From there, the research will focus on exploring new aesthetics of encounter in an increasingly digital world. It seeks to understand the specific qualities and dimensions of space and action within the digital and to propose a new way of dealing with it. Drawing on traditional forms of performance and the current state of performance theory, spatial (inter-)actions that explicitly engage with the demands of new media, will be explored.

The research interest aligns with my artistic practice at the intersection of scenography and participatory practice and correlates with an interest in reflecting on its relationship to technological developments.
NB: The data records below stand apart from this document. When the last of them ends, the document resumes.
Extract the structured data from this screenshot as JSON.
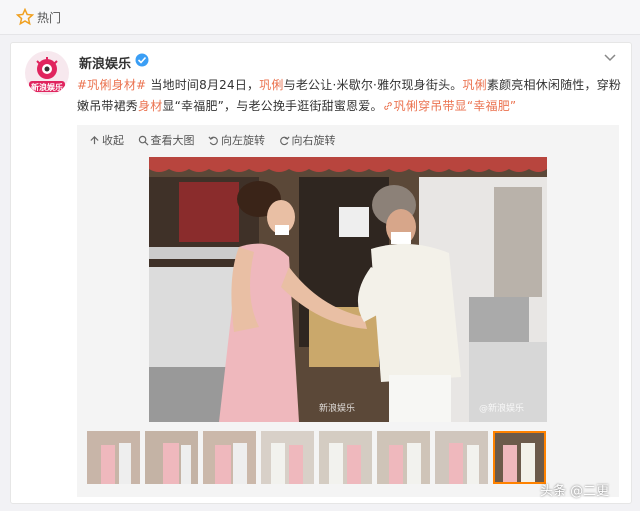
{
  "topbar": {
    "label": "热门",
    "icon": "star-icon"
  },
  "post": {
    "author": "新浪娱乐",
    "avatar_text": "新浪娱乐",
    "text": {
      "tag": "#巩俐身材#",
      "seg1": " 当地时间8月24日，",
      "hl1": "巩俐",
      "seg2": "与老公让·米歇尔·雅尔现身街头。",
      "hl2": "巩俐",
      "seg3": "素颜亮相休闲随性，穿粉嫩吊带裙秀",
      "hl3": "身材",
      "seg4": "显“幸福肥”，与老公挽手逛街甜蜜恩爱。",
      "link": "巩俐穿吊带显“幸福肥”"
    }
  },
  "toolbar": {
    "collapse": "收起",
    "view_large": "查看大图",
    "rotate_left": "向左旋转",
    "rotate_right": "向右旋转"
  },
  "photo": {
    "watermark1": "新浪娱乐",
    "watermark2": "@新浪娱乐"
  },
  "thumbnails_count": 8,
  "active_thumbnail": 8,
  "corner_watermark": "头条 @二更",
  "colors": {
    "accent": "#eb7350",
    "active": "#ff8200"
  }
}
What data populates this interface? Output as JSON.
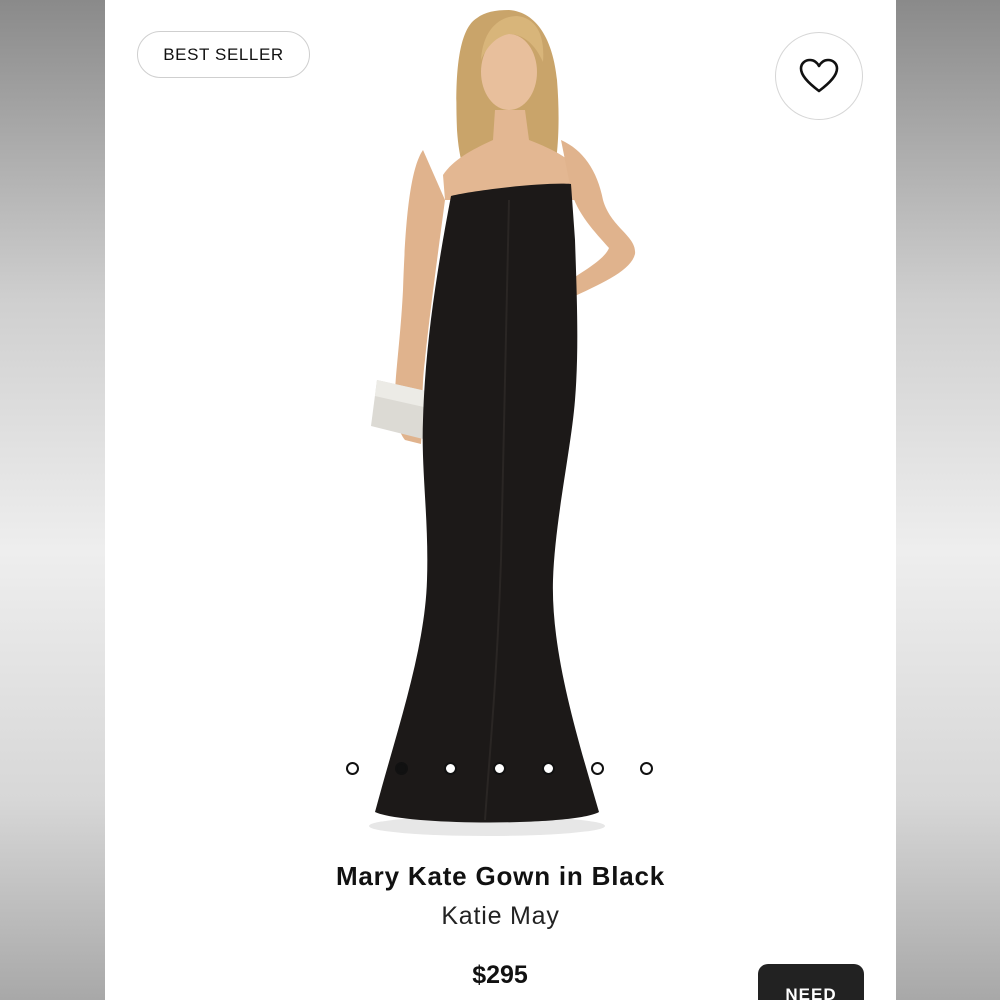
{
  "product": {
    "badge": "BEST SELLER",
    "title": "Mary Kate Gown in Black",
    "brand": "Katie May",
    "price": "$295"
  },
  "gallery": {
    "total_images": 7,
    "active_index": 1
  },
  "actions": {
    "favorite_icon": "heart-icon",
    "need_button_label": "NEED"
  },
  "colors": {
    "dress": "#1c1918",
    "accent": "#111111",
    "button_bg": "#222222"
  }
}
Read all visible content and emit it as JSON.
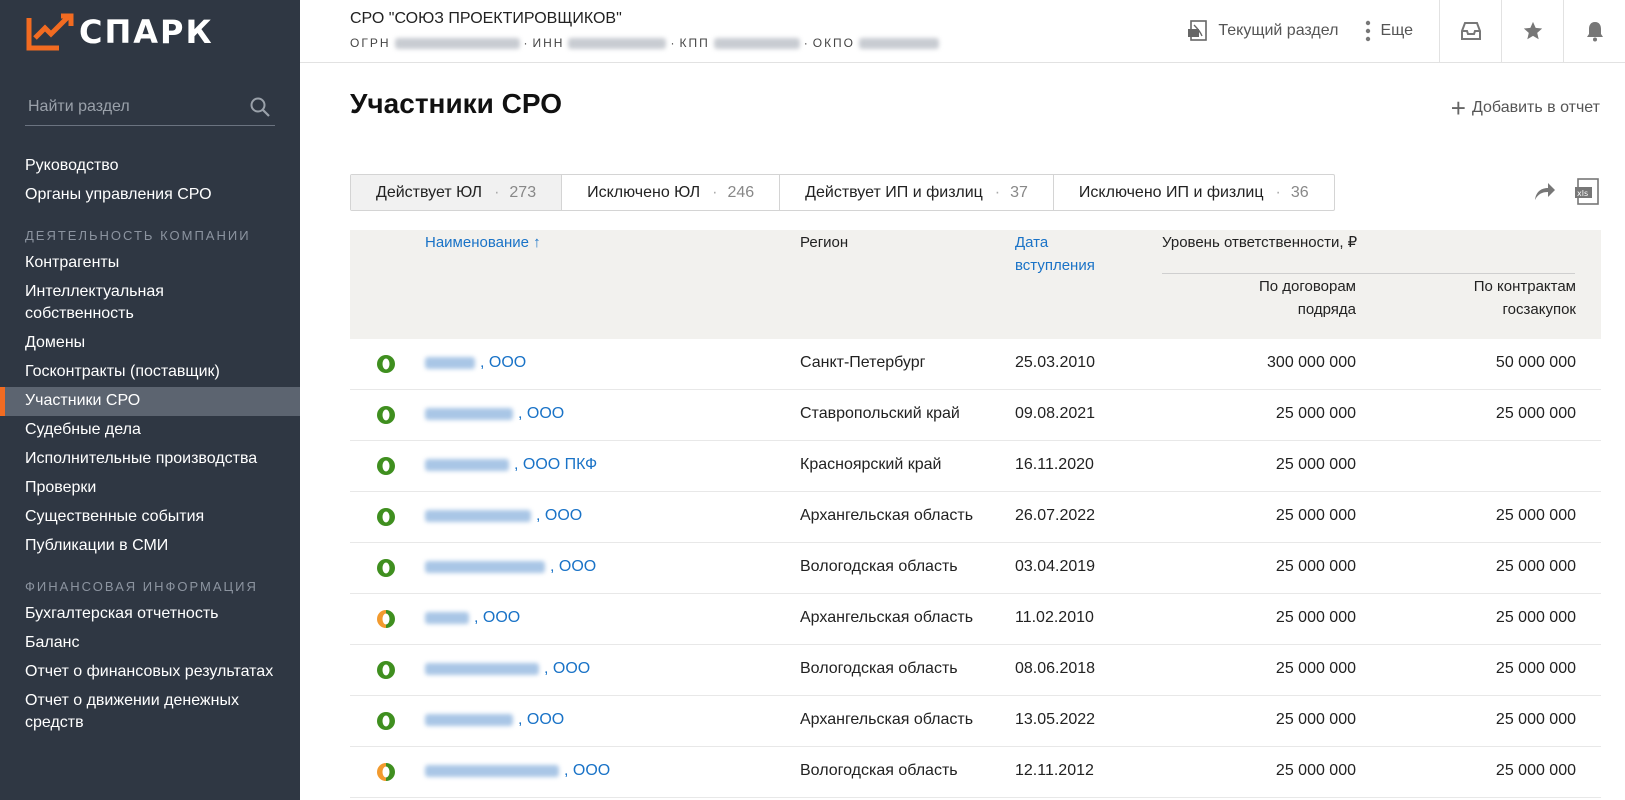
{
  "app": {
    "logo_text": "СПАРК",
    "brand_color": "#f26b21"
  },
  "sidebar": {
    "search_placeholder": "Найти раздел",
    "items_top": [
      {
        "label": "Руководство"
      },
      {
        "label": "Органы управления СРО"
      }
    ],
    "section_activity": "ДЕЯТЕЛЬНОСТЬ КОМПАНИИ",
    "items_activity": [
      {
        "label": "Контрагенты"
      },
      {
        "label": "Интеллектуальная собственность"
      },
      {
        "label": "Домены"
      },
      {
        "label": "Госконтракты (поставщик)"
      },
      {
        "label": "Участники СРО",
        "active": true
      },
      {
        "label": "Судебные дела"
      },
      {
        "label": "Исполнительные производства"
      },
      {
        "label": "Проверки"
      },
      {
        "label": "Существенные события"
      },
      {
        "label": "Публикации в СМИ"
      }
    ],
    "section_finance": "ФИНАНСОВАЯ ИНФОРМАЦИЯ",
    "items_finance": [
      {
        "label": "Бухгалтерская отчетность"
      },
      {
        "label": "Баланс"
      },
      {
        "label": "Отчет о финансовых результатах"
      },
      {
        "label": "Отчет о движении денежных средств"
      }
    ]
  },
  "header": {
    "company_name": "СРО \"СОЮЗ ПРОЕКТИРОВЩИКОВ\"",
    "id_labels": {
      "ogrn": "ОГРН",
      "inn": "ИНН",
      "kpp": "КПП",
      "okpo": "ОКПО"
    },
    "current_section": "Текущий раздел",
    "more": "Еще"
  },
  "page": {
    "title": "Участники СРО",
    "add_to_report": "Добавить в отчет"
  },
  "tabs": [
    {
      "label": "Действует ЮЛ",
      "count": "273",
      "active": true
    },
    {
      "label": "Исключено ЮЛ",
      "count": "246"
    },
    {
      "label": "Действует ИП и физлиц",
      "count": "37"
    },
    {
      "label": "Исключено ИП и физлиц",
      "count": "36"
    }
  ],
  "table": {
    "headers": {
      "name": "Наименование ↑",
      "region": "Регион",
      "date_line1": "Дата",
      "date_line2": "вступления",
      "responsibility": "Уровень ответственности, ₽",
      "c1_line1": "По договорам",
      "c1_line2": "подряда",
      "c2_line1": "По контрактам",
      "c2_line2": "госзакупок"
    },
    "rows": [
      {
        "status": "green",
        "name_suffix": ", ООО",
        "region": "Санкт-Петербург",
        "date": "25.03.2010",
        "c1": "300 000 000",
        "c2": "50 000 000"
      },
      {
        "status": "green",
        "name_suffix": ", ООО",
        "region": "Ставропольский край",
        "date": "09.08.2021",
        "c1": "25 000 000",
        "c2": "25 000 000"
      },
      {
        "status": "green",
        "name_suffix": ", ООО ПКФ",
        "region": "Красноярский край",
        "date": "16.11.2020",
        "c1": "25 000 000",
        "c2": ""
      },
      {
        "status": "green",
        "name_suffix": ", ООО",
        "region": "Архангельская область",
        "date": "26.07.2022",
        "c1": "25 000 000",
        "c2": "25 000 000"
      },
      {
        "status": "green",
        "name_suffix": ", ООО",
        "region": "Вологодская область",
        "date": "03.04.2019",
        "c1": "25 000 000",
        "c2": "25 000 000"
      },
      {
        "status": "orange",
        "name_suffix": ", ООО",
        "region": "Архангельская область",
        "date": "11.02.2010",
        "c1": "25 000 000",
        "c2": "25 000 000"
      },
      {
        "status": "green",
        "name_suffix": ", ООО",
        "region": "Вологодская область",
        "date": "08.06.2018",
        "c1": "25 000 000",
        "c2": "25 000 000"
      },
      {
        "status": "green",
        "name_suffix": ", ООО",
        "region": "Архангельская область",
        "date": "13.05.2022",
        "c1": "25 000 000",
        "c2": "25 000 000"
      },
      {
        "status": "orange",
        "name_suffix": ", ООО",
        "region": "Вологодская область",
        "date": "12.11.2012",
        "c1": "25 000 000",
        "c2": "25 000 000"
      }
    ]
  },
  "colors": {
    "sidebar_bg": "#2f3743",
    "link": "#1a73c7",
    "status_green": "#3f8f1f",
    "status_orange": "#f29a2e"
  }
}
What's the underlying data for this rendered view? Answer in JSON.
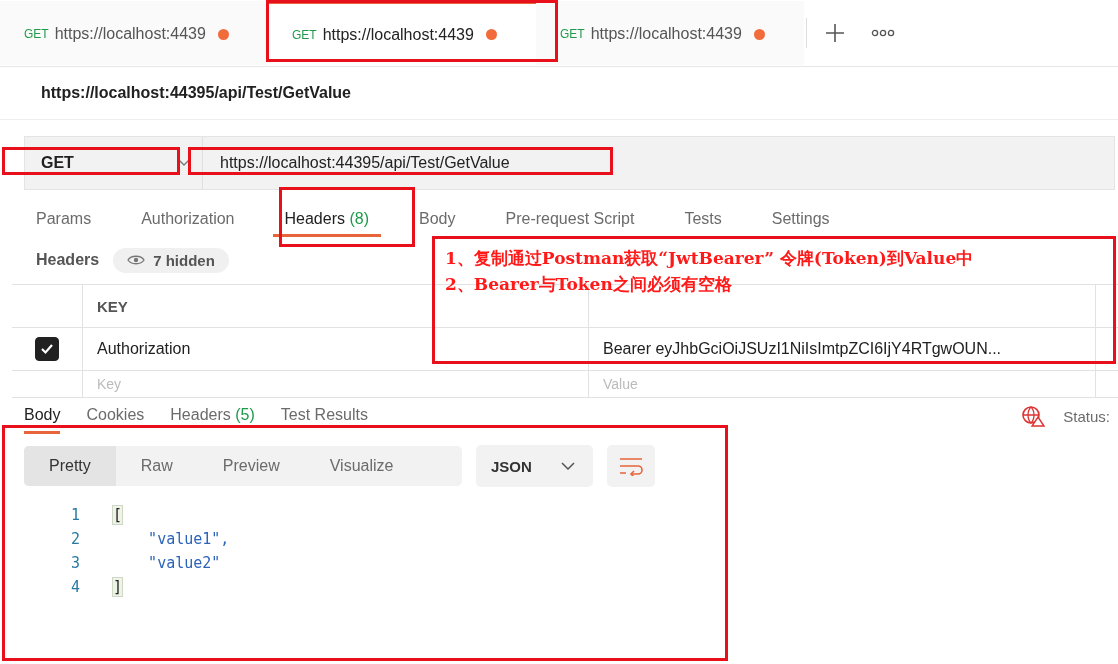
{
  "tabs": [
    {
      "method": "GET",
      "url": "https://localhost:4439",
      "selected": false,
      "unsaved": true
    },
    {
      "method": "GET",
      "url": "https://localhost:4439",
      "selected": true,
      "unsaved": true
    },
    {
      "method": "GET",
      "url": "https://localhost:4439",
      "selected": false,
      "unsaved": true
    }
  ],
  "request_title": "https://localhost:44395/api/Test/GetValue",
  "request": {
    "method": "GET",
    "url": "https://localhost:44395/api/Test/GetValue"
  },
  "request_tabs": [
    {
      "label": "Params",
      "selected": false
    },
    {
      "label": "Authorization",
      "selected": false
    },
    {
      "label": "Headers",
      "count": "(8)",
      "selected": true
    },
    {
      "label": "Body",
      "selected": false
    },
    {
      "label": "Pre-request Script",
      "selected": false
    },
    {
      "label": "Tests",
      "selected": false
    },
    {
      "label": "Settings",
      "selected": false
    }
  ],
  "headers_label": "Headers",
  "hidden_headers": "7 hidden",
  "table": {
    "key_column": "KEY",
    "rows": [
      {
        "checked": true,
        "key": "Authorization",
        "value": "Bearer eyJhbGciOiJSUzI1NiIsImtpZCI6IjY4RTgwOUN..."
      }
    ],
    "key_placeholder": "Key",
    "value_placeholder": "Value"
  },
  "response_tabs": [
    {
      "label": "Body",
      "selected": true
    },
    {
      "label": "Cookies",
      "selected": false
    },
    {
      "label": "Headers",
      "count": "(5)",
      "selected": false
    },
    {
      "label": "Test Results",
      "selected": false
    }
  ],
  "status_label": "Status:",
  "view_modes": [
    {
      "label": "Pretty",
      "selected": true
    },
    {
      "label": "Raw",
      "selected": false
    },
    {
      "label": "Preview",
      "selected": false
    },
    {
      "label": "Visualize",
      "selected": false
    }
  ],
  "format": "JSON",
  "code_lines": [
    {
      "number": "1",
      "text": "[",
      "kind": "bracket"
    },
    {
      "number": "2",
      "text": "    \"value1\",",
      "kind": "string"
    },
    {
      "number": "3",
      "text": "    \"value2\"",
      "kind": "string"
    },
    {
      "number": "4",
      "text": "]",
      "kind": "bracket"
    }
  ],
  "annotation": [
    "1、复制通过Postman获取“JwtBearer” 令牌(Token)到Value中",
    "2、Bearer与Token之间必须有空格"
  ]
}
Methodologically, the research project involves a circular research process, similar to a hermeneutic approach. The feedback loop between artistic-technical experimental setups and theoretical elaboration allows for a gradual approach to the research question and a continuous development of theory and practice. In reenactments, intersubjective spaces of thought and action emerge, where research results materialize as happenings. In this sense, the reenactments aim to provoke a process of negotiating the research question through an embodied/aesthetic experience.

 

Biography

Canan Bunk (1993, DE) is an artistic researcher and designer based in Hamburg, Germany.

She holds an MA in Visual Communication with a focus on time-based media from HAW Hamburg (2022).

Her practice, situated at the intersection of scenography and participatory practice, explores the relationship between techniques/technologies, (inter-)action, and the notion of space as a discursive construct (context). Her current research explores the performative dimension of virtual contexts and their potential as sites of aesthetic, social, and political processes.

She has created several transmedial stage and set designs for concerts and various performance formats. Her research interest also extends to analog space, where she is involved in socio-political projects to design and construct spaces/social contexts of encounter.

Her master's thesis was selected by the Design Zentrum Hamburg as one of the twenty best graduation projects of 2022.